Asosyallik Üzerine

Aylardır her iki üç yazımda araya sıkıştırdığım, anlata anlata bitiremediğim, ruhumun huzur bulduğu adaya nihayet geldim. (Hangi ada demeyin, adı bende saklı…)
İlk günlerin ev düzenini oturtana kadar geçen yorucu saatlerinin ardından yine sakin, doğal ve huzur dolu günlerim başladı.
 
Büyük şehrin üzerimizde bıraktığı o her an tetikte olma halinden, iç huzurun olamadığı ve koşuşturmaktan durulmaya fırsat bulamadığım hallerimden kurtulmaya başladım. Aslında bir nevi asosyal hale geçtim. Ve anladım ki ben bu asosyal halleri artık çok seviyorum.

Buna yaşın etkisi de diyebiliriz belki de. Hani 40 küsurlu yaşlara gelince insana çöken o ağır olma hali sanırım hissettiğim. Ama bir başka nedeni daha var bu asosyalliği sevmemin. Anladım ki insan asosyal olunca kendine gelip üretken olmaya başlıyor.

Bu sabah bahçedeki salıncağımda sabah çayımı yudumlarken farkettim bunu. Kendi kendime günün planını yaparken anladım ki zamanı yönetebildiğin zaman üretimin artıyor. Oysa şehirdeyken yapabileceklerin için zamanı yönetmek şöyle dursun net bir şey söylemek bile imkânsız. Örneğin arabayla gidilecek mesafede buluşacağım bir arkadaşıma yanına varana kadar defalarca geldim / geliyorum / trafik sıkıştı sen beni bekleme ya da e yol tahminimden açıktı erken geldim neredesin diye telefon açtığım oluyor. Yani biz zamanı değil de bizden bağımsız durumlar zamanımızı yönetiyor dolayısıyla plansız ve hay huy içinde üretkenlikten uzak yaşamaya başlıyoruz.
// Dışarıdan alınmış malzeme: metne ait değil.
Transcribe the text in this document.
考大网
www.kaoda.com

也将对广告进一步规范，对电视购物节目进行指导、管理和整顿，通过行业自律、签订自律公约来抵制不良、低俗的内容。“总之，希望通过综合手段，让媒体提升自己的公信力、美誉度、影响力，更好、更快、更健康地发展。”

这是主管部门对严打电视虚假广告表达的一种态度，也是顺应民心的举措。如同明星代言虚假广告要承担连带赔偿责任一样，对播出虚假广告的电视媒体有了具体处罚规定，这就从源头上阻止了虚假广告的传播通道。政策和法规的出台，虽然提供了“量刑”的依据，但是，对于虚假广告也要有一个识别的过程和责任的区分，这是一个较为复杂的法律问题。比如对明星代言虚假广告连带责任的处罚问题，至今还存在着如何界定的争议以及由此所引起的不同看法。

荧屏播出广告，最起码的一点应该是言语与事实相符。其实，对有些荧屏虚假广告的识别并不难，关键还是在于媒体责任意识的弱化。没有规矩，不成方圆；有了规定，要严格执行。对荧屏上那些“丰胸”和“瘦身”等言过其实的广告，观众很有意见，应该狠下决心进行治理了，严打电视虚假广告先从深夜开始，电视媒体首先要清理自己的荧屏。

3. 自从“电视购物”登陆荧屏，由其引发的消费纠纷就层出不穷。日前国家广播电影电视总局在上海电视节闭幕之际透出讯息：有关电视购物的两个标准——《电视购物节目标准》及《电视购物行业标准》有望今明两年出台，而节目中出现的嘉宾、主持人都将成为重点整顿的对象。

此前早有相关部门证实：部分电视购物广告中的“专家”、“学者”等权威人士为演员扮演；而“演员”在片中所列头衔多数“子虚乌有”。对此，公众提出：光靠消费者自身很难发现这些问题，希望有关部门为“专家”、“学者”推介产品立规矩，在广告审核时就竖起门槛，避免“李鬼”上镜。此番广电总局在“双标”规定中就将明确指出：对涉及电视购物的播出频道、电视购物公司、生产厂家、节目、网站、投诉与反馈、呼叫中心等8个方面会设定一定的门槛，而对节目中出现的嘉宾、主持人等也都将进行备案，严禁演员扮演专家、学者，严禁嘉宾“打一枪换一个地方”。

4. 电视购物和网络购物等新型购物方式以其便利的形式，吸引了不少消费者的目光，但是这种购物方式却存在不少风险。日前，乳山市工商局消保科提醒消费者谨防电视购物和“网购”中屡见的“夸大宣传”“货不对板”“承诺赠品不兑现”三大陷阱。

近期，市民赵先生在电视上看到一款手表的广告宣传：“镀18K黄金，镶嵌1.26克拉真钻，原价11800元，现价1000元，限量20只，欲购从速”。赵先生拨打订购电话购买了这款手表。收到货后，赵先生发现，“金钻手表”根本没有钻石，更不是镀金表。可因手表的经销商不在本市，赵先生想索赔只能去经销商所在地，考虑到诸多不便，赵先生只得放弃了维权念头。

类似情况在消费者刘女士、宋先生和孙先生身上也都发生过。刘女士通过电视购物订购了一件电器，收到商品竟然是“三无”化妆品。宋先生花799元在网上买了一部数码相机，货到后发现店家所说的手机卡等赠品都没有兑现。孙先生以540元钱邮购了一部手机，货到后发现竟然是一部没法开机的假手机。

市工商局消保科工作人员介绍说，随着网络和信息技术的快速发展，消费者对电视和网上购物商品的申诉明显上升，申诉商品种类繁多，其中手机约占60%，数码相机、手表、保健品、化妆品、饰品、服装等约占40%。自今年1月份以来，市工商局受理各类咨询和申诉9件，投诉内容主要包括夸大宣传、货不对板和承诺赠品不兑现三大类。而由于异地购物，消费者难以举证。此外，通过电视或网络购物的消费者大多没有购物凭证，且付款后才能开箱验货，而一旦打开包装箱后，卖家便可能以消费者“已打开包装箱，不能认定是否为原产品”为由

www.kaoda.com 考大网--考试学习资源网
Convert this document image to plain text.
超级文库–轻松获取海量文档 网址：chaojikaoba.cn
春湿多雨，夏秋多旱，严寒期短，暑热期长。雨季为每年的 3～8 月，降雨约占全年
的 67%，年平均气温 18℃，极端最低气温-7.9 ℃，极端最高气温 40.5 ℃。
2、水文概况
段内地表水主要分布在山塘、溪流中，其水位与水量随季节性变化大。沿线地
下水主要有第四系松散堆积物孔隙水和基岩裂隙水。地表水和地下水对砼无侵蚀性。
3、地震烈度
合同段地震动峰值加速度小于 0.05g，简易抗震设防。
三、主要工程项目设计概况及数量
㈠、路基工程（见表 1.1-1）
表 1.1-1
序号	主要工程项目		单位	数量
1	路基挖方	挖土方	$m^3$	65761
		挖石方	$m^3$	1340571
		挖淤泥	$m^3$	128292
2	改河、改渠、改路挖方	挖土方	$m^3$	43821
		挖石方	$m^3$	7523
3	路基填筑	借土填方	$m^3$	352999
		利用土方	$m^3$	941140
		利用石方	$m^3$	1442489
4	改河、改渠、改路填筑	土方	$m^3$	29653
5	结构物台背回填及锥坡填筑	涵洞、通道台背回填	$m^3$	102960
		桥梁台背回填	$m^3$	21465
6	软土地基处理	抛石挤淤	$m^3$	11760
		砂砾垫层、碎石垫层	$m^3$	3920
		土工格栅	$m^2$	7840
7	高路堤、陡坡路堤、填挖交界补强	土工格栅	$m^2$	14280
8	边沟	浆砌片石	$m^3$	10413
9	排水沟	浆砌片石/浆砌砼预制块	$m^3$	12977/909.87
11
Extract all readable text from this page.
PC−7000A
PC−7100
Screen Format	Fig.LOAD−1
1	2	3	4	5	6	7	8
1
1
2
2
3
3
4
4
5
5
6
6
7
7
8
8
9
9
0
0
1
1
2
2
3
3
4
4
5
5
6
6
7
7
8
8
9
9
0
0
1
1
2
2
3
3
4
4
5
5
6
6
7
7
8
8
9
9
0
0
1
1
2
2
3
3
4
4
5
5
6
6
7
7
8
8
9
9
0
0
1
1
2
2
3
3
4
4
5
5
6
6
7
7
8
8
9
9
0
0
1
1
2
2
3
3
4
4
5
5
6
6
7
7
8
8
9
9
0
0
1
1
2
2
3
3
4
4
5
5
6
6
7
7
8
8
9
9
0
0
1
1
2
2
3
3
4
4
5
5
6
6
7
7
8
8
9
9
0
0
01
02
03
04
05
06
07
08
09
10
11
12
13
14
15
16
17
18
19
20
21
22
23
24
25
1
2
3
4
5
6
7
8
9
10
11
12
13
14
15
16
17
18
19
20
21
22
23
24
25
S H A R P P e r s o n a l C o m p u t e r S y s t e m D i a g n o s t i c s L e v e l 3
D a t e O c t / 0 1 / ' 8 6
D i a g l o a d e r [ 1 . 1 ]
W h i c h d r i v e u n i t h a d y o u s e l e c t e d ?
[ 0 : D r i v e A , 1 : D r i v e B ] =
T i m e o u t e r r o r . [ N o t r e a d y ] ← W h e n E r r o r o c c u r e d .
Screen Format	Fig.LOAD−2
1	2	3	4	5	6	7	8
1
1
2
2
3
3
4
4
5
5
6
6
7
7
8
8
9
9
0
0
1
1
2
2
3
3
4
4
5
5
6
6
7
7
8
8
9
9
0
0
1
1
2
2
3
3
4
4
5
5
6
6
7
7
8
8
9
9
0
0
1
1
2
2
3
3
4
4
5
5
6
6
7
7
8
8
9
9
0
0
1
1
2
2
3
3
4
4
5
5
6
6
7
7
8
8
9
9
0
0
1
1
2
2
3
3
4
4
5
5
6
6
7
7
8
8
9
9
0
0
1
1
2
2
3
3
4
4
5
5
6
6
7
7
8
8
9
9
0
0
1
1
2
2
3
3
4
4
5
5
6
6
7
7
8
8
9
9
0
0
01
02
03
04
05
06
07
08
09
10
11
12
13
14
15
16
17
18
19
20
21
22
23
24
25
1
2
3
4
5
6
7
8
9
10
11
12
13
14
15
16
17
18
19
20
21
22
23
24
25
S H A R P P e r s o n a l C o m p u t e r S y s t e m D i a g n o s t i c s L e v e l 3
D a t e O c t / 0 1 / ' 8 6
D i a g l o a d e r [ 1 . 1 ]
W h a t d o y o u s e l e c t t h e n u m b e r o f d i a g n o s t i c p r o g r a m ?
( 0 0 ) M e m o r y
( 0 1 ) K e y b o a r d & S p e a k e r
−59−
Adadaki köye geldiğimden itibaren mütemadiyen bir şeylerle uğraşır oldum. Üstelik yaptığım her şey anında, doğru ve verimli olarak bana döndü. Örneğin geçen gün domates fidelerimi iplerle asmanın çardağına astım. Domatesin o özlediğim mest eden kokusunu duya duya aheste aheste bitirdim işimi. Ardından hanımelini doladım parmaklıklara. Gerçi dibinde çöreklenen kurbağalar bu yaptığıma biraz bozuldu ama gayet güzel oldu hanımelinin görüntüsü. Başka bir gün erikleri toplayıp marmelat pişirdim. Asmanın taze yapraklarından sarma sardım. Fasulyeleri toplayıp yemek yaptım. Asma ve erik ağacının terasa yayılan ağaç kısımlarına destek oturtup hava almalarını sağladım.

Dün akşamüstü henüz hala ılık olduğu halde gelen yeni sağılmış sütü kaynatıp mis gibi sütlaç yapıp kalan sütten de yoğurt mayaladım. Daha aklıma gelmeyen bir sürü iş daha yapıp kalan sürede de rahat rahat kitap okudum. Bir sürü resim çekip facebook’umda yayınladım. Ve en hoşuma giden de arkadaşlarıma uzun uzun mesajlar yazıp detaylı detaylı buraları anlatacak vakit bulmanın rahatlığını yaşamak oldu. Hiç sevmesem de sık sık kullandığım kısaltmaları bile yapmadım cepten yazarken. Örneğin canım diyecekken cnm diye kestirip atmadım ya da anla işte fazla yazamayacağım demektense uzun uzun anlattım duygularımı ve bunu yapabilmeye bayıldım.

İki sene evvel Atlas Okyanusunun orta yerinde Madeira diye bir adaya gitmiştim. Yarı tropik, modern, düzenli, uygar, gelişmiş ve lüks dahi olabilecek her ihtiyacın karşılanabileceği bir adaydı Madeira Adası. Hani o özene bezene gösterilen tv’deki gezi programlarında anlatılıp yerlere göklere konamayan cinsten bir adaydı. Ama gelin görün ki; size bir şey itiraf edeyim... Tozuna, kurbağasına, solucanına, kıyılara vurmuş çöpüne, vidanjörün iğrenç kokusuna, çay bahçesinin hengâmesine, yokluklarına, ulaşım zorluğuna ve daha birçok olumsuzluğuna rağmen ben buraya değişmem hiçbir yeri.